1. A testing mechanism for detecting the positional accuracy and peripheral surface profile of a hole, comprising a Mitutoyo dial indicator (1), characterized in that, The Mitutoyo dial indicator (1) is fixedly provided with a fixing ring (2) at the bottom, and a fixing sleeve (3) is fixedly provided at the bottom of the fixing ring (2). A wing screw (4) is threaded on one side of the fixing sleeve (3). A zeroing block upper (5) is fixedly provided at the bottom of the fixing sleeve (3). A zeroing block lower (6) is fixedly provided at the bottom of the zeroing block upper (5). A spring (7) is fixedly provided at the bottom of the zeroing block upper (5). A pin block (8) is fixedly provided at one end of the spring (7). A dial indicator head (9) is fixedly provided at the bottom of the pin block (8).

2. The detection mechanism for detecting hole position accuracy and circumferential surface profile according to claim 1, characterized in that, A detection pin (10) is fixedly provided between the upper (5) and lower (6) of the zeroing block, and the detection pin (10) is slidably connected to the pin block (8).
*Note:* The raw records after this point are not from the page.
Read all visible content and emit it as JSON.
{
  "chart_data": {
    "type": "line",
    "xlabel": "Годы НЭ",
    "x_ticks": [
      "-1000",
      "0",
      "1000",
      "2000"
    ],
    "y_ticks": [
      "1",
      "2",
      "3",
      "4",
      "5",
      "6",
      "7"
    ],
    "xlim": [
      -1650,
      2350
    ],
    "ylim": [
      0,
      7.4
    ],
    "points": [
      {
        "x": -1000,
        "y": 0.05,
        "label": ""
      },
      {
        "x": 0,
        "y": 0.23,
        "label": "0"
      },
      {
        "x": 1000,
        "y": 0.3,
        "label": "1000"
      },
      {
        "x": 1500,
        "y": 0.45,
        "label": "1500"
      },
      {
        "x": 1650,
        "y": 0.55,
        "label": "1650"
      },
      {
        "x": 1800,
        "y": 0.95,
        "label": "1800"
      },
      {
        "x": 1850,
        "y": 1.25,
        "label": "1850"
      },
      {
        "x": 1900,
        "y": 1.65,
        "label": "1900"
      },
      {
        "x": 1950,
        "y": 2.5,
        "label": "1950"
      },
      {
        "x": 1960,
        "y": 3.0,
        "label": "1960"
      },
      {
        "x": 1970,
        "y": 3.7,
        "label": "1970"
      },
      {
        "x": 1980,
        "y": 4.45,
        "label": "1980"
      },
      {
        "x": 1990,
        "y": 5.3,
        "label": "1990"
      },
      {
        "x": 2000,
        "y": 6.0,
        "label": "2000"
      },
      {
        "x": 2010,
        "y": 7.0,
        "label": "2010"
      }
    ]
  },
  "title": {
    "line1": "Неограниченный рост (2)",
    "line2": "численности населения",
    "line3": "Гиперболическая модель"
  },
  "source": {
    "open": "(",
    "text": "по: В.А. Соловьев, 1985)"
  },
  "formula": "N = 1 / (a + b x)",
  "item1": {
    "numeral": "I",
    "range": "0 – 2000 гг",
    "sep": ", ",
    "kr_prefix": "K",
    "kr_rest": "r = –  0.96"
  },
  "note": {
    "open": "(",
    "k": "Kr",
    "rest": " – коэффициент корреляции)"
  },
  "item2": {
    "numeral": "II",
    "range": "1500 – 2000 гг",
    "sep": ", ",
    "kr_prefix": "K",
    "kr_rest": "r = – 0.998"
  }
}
3. The detection mechanism for detecting hole position accuracy and circumferential surface profile according to claim 1, characterized in that, The Mitutoyo dial gauge (1) has a display screen (11) fixedly mounted on its surface, and a number of control buttons (12) are provided below the display screen (11).

4. The detection mechanism for detecting hole position accuracy and circumferential surface profile according to claim 1, characterized in that, The wing screw (4) is made of stainless steel.

5. The detection mechanism for detecting hole position accuracy and circumferential surface profile according to claim 1, characterized in that, The upper (5) and lower (6) zeroing blocks are made of high-strength plastic blocks.